L'élection présidentielle approche. Un mandat de cinq s'achève. Il devait être celui du nouveau monde, du renouveau, de la gauche et de la droite en même temps, mais surtout, il devait être celui de la reconquête de la souveraineté française. C'est du moins l'essentiel et le premier point que le nouveau président de la République aborde lors de son discours devant le Congrès le 03 juillet 2017.

"Ce mandat du peuple, donc, quel est-il ? C’est de pouvoir disposer de soi-même, malgré les contraintes et les dérèglements du monde. Voyons la réalité en face. Les forces de l’aliénation sont extrêmement puissantes (...). Je crois fermement que (...) le peuple nous a donné le mandat de lui rendre sa pleine souveraineté.

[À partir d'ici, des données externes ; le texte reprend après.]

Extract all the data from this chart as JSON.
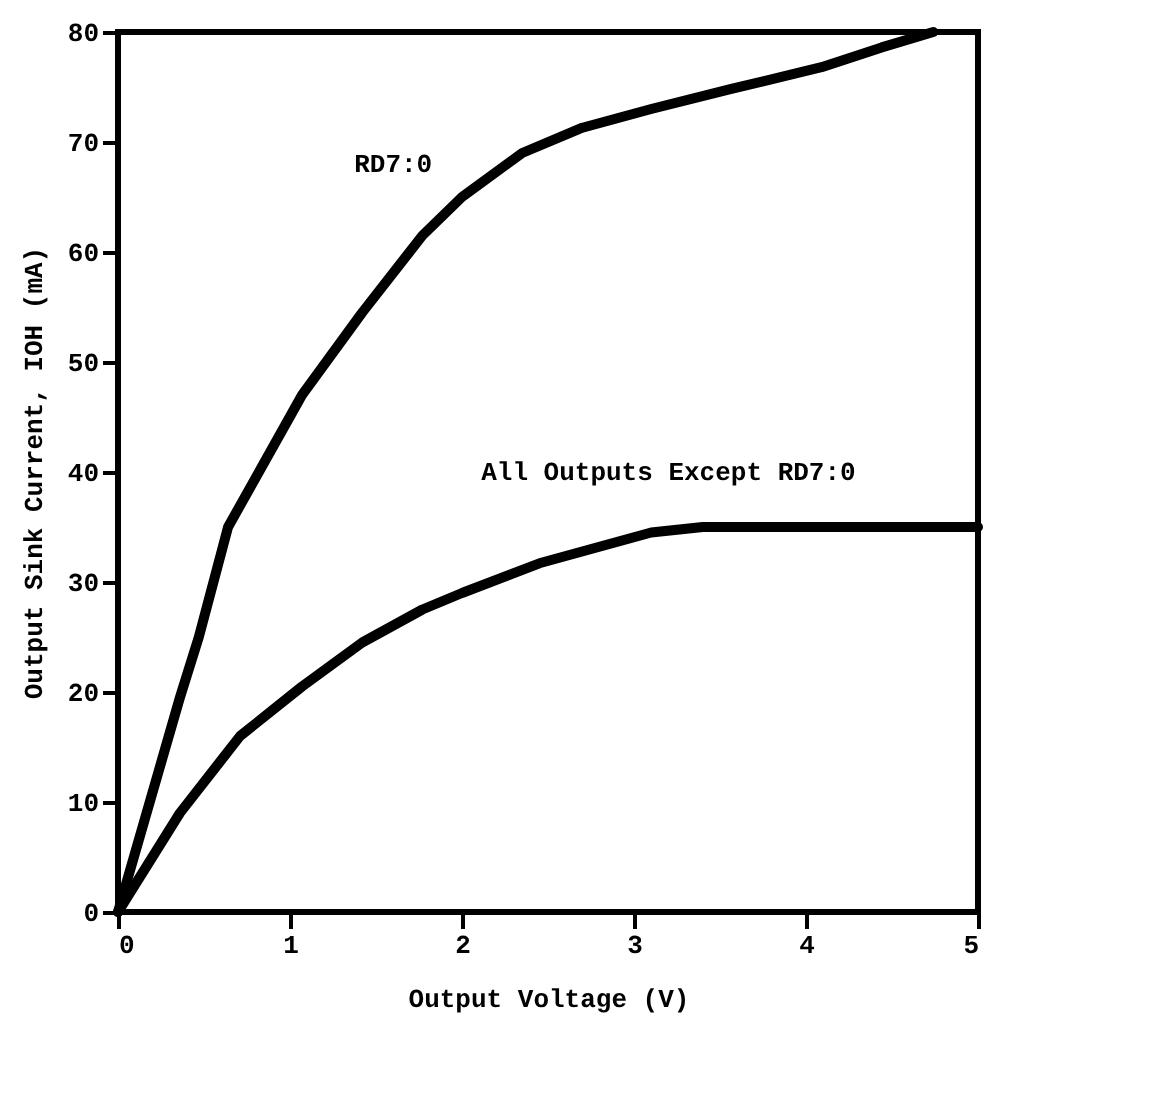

Elle est là, la vraie richesse d’un pays et le mandat qui nous est donné, c’est de créer de l’unité où il y avait de la division. De redonner à ceux qui sont exclus la simple dignité de l’existence, leur juste place dans le projet national. De permettre à ceux qui créent, inventent, innovent, entreprennent, de réaliser leurs projets. De rendre le pouvoir à ceux qui veulent faire et font. Le mandat du peuple, ce n’est pas d’instaurer le gouvernement d’une élite pour elle-même, c’est de rendre au peuple cette dignité collective qui ne s’accommode d’aucune exclusion."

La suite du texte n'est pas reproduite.